The app itself is a solid MVP — production-ready, deployed, working auth, database persistence. But the real value was forcing myself to codify howI think about strategy. Every time I write a friction block in the playbook that says “stop and ask yourself this,” the question format came from StratIQ.
The Content I Was Writing for Myself
Here's the part that took me a minute to see. A huge chunk of my Projects folder isn't apps — it's content. Essays, frameworks, workbooks, all pointed inward. I was creating the content I needed to hear based on what I was learning at the time.
One repo has 39 polished essays on AI governance, enterprise failure patterns, and product management. Written from my compound perspective: FDIC examiner, Dell senior AI PM, Army drill sergeant. Six of those essays are now threaded through the playbook — “AI Product Management Is Not Software Product Management,” “Your AI Pilot Worked. That's the Dangerous Part,” “The Vendor Demo Is Not the Product.”
The voice thesis workbook is the most honest document I own. It's where I figured out what I actually believe: AI scales faithfully — make sure it's scaling the right thing. It's where I wrote the voice principles that govern everything on the site. Show the resume, never claim it. Counterposition without dunking. Lead with the observation, not the framework. The layoff is a liberation, not a wound.
I wasn't writing for an audience. I was writing to figure out what I thought. And then Builder's Path became the place to say it out loud.
What Builder's Path Actually Is
It's not a site I built from scratch. It's a site I excavated from 30+ projects, 200,000+ words of writing, and two years of building things nobody used.
The playbook's 19 sections? Masterclass scaffolding + BDMC thinking + consulting essays + friction blocks from the voice thesis.

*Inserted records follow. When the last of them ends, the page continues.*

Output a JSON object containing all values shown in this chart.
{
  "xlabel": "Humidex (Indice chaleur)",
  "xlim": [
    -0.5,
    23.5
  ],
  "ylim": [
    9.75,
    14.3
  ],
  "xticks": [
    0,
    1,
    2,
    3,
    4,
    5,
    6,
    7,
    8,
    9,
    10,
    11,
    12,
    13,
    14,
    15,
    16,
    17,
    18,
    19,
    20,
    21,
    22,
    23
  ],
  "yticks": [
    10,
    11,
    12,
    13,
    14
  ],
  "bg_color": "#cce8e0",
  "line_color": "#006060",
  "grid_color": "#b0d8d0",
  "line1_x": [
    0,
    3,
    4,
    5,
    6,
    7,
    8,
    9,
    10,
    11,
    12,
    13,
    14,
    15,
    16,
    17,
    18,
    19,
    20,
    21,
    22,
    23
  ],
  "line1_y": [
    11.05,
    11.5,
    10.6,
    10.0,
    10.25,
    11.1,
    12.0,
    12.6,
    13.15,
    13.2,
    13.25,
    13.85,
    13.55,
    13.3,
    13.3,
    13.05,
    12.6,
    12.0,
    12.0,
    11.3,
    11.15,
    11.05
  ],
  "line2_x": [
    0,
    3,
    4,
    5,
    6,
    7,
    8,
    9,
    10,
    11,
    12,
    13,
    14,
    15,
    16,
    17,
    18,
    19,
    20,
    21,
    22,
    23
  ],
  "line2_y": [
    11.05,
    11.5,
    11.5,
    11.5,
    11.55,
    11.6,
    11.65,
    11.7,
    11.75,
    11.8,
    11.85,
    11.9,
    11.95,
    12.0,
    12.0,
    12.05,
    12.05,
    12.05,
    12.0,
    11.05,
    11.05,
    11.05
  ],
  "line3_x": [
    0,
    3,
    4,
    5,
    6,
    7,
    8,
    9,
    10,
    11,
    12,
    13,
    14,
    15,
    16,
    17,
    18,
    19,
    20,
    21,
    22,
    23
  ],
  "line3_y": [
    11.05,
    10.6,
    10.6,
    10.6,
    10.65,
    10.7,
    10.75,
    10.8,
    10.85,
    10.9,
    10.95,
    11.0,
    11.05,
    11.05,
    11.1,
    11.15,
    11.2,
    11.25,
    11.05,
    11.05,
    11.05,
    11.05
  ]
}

The free tools? Cost calculator logic from the Masterclass. Readiness assessment questions from AI Validation App thinking. ROI calculator from BDMC's “make the business case” framing.

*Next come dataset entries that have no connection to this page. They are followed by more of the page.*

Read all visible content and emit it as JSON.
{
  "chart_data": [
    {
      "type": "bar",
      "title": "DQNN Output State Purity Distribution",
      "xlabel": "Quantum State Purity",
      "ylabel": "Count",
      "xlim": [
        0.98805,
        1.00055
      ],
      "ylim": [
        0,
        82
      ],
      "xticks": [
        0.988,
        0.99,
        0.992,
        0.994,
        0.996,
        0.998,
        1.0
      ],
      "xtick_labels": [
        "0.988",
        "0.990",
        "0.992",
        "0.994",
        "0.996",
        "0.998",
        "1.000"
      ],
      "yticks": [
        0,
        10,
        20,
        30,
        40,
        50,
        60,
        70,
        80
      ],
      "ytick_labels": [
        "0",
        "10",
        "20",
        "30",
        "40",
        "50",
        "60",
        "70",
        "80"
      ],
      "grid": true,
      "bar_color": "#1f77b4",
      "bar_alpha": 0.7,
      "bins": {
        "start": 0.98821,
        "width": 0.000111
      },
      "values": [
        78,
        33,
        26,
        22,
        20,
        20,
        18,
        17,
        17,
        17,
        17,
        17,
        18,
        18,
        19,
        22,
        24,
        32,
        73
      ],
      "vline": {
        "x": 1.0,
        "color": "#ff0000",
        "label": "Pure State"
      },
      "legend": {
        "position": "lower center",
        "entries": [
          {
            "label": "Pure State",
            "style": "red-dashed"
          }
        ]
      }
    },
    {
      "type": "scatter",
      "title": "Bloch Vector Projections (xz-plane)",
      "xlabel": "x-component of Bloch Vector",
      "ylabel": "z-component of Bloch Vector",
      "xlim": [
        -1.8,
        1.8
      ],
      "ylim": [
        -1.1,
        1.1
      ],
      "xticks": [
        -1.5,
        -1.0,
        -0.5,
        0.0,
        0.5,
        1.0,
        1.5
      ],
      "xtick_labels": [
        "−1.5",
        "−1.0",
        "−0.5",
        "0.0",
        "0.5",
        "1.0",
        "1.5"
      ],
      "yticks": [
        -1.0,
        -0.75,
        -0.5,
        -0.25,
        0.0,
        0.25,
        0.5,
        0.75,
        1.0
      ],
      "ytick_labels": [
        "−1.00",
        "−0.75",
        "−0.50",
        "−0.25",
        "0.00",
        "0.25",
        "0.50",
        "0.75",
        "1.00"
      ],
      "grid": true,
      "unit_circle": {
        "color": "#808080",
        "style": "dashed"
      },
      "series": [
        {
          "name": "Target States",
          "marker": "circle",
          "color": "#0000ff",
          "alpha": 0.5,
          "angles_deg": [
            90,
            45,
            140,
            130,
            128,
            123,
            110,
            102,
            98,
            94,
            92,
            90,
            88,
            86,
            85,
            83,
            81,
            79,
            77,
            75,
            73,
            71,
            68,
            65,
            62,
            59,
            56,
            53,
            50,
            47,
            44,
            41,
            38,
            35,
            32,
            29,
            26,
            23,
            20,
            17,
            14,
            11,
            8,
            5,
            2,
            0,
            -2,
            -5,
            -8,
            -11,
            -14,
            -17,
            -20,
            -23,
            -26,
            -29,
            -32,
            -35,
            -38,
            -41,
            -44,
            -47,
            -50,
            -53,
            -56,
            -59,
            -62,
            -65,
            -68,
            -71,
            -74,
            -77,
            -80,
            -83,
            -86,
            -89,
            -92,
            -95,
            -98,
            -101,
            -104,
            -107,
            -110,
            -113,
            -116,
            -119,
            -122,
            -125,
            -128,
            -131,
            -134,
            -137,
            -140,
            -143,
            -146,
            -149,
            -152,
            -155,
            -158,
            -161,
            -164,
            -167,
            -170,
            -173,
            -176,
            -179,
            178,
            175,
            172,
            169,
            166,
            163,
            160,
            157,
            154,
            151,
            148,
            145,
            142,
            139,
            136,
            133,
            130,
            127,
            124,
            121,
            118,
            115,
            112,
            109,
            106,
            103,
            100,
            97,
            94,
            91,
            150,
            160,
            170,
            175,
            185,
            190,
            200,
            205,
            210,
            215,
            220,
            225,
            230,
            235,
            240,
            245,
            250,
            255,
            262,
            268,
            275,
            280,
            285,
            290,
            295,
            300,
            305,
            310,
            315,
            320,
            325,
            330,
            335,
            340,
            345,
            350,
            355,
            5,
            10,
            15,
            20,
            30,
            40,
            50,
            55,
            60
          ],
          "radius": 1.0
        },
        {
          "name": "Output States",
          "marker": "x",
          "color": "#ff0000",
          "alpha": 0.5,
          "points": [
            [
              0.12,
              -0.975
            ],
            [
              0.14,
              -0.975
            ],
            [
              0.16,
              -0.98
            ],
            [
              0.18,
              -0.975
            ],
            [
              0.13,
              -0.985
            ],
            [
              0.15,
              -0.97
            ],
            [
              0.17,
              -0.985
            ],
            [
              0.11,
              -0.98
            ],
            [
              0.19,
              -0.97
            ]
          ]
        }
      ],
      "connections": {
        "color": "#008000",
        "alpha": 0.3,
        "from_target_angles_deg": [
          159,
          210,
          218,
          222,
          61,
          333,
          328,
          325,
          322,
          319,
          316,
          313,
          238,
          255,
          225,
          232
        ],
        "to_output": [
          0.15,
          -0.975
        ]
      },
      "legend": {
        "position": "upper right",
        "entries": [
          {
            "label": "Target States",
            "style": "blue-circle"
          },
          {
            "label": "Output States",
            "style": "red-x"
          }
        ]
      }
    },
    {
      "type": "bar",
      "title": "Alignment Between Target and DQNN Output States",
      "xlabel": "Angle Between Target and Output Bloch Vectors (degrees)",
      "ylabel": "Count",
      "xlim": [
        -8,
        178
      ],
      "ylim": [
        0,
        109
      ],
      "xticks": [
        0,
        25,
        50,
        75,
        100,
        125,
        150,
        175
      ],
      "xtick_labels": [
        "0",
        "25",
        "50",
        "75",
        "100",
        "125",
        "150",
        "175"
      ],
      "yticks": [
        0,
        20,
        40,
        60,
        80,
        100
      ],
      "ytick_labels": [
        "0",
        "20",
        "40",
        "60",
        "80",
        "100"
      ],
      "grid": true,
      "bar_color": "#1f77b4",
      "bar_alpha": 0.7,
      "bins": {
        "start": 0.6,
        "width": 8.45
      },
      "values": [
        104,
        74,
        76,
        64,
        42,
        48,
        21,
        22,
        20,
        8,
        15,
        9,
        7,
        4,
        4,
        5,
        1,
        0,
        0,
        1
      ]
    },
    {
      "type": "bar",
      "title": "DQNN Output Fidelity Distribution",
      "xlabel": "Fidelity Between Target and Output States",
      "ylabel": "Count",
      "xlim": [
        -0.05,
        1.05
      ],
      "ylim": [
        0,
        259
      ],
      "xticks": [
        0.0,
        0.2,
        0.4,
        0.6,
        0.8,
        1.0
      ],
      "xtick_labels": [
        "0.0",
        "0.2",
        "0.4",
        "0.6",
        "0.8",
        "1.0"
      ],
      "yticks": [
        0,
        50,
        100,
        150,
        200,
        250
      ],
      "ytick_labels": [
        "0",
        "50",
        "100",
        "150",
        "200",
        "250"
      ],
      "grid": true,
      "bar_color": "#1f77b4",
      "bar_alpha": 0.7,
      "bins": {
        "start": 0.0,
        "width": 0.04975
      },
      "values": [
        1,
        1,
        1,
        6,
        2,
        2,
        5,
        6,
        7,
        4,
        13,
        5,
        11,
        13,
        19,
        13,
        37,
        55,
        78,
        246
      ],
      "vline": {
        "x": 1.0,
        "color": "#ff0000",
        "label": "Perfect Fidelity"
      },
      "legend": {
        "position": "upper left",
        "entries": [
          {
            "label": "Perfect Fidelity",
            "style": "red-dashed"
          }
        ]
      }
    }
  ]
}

The skills? PM Cards format. Claude Ninja's mental model. StratIQ's question frameworks.
The voice? 39 essays I wrote to myself, pressure-tested in a workbook, refined until it stopped sounding like everyone else.
Nothing was wasted. Every “failed” project was a draft of the one that's live now. The graveyard was a garden the whole time. I just couldn't see it until I stopped building new things and started looking at what I'd already built.
The Projects folder still has 30+ repos in it. I haven't deleted any of them. Turns out they're not failures. They're inventory.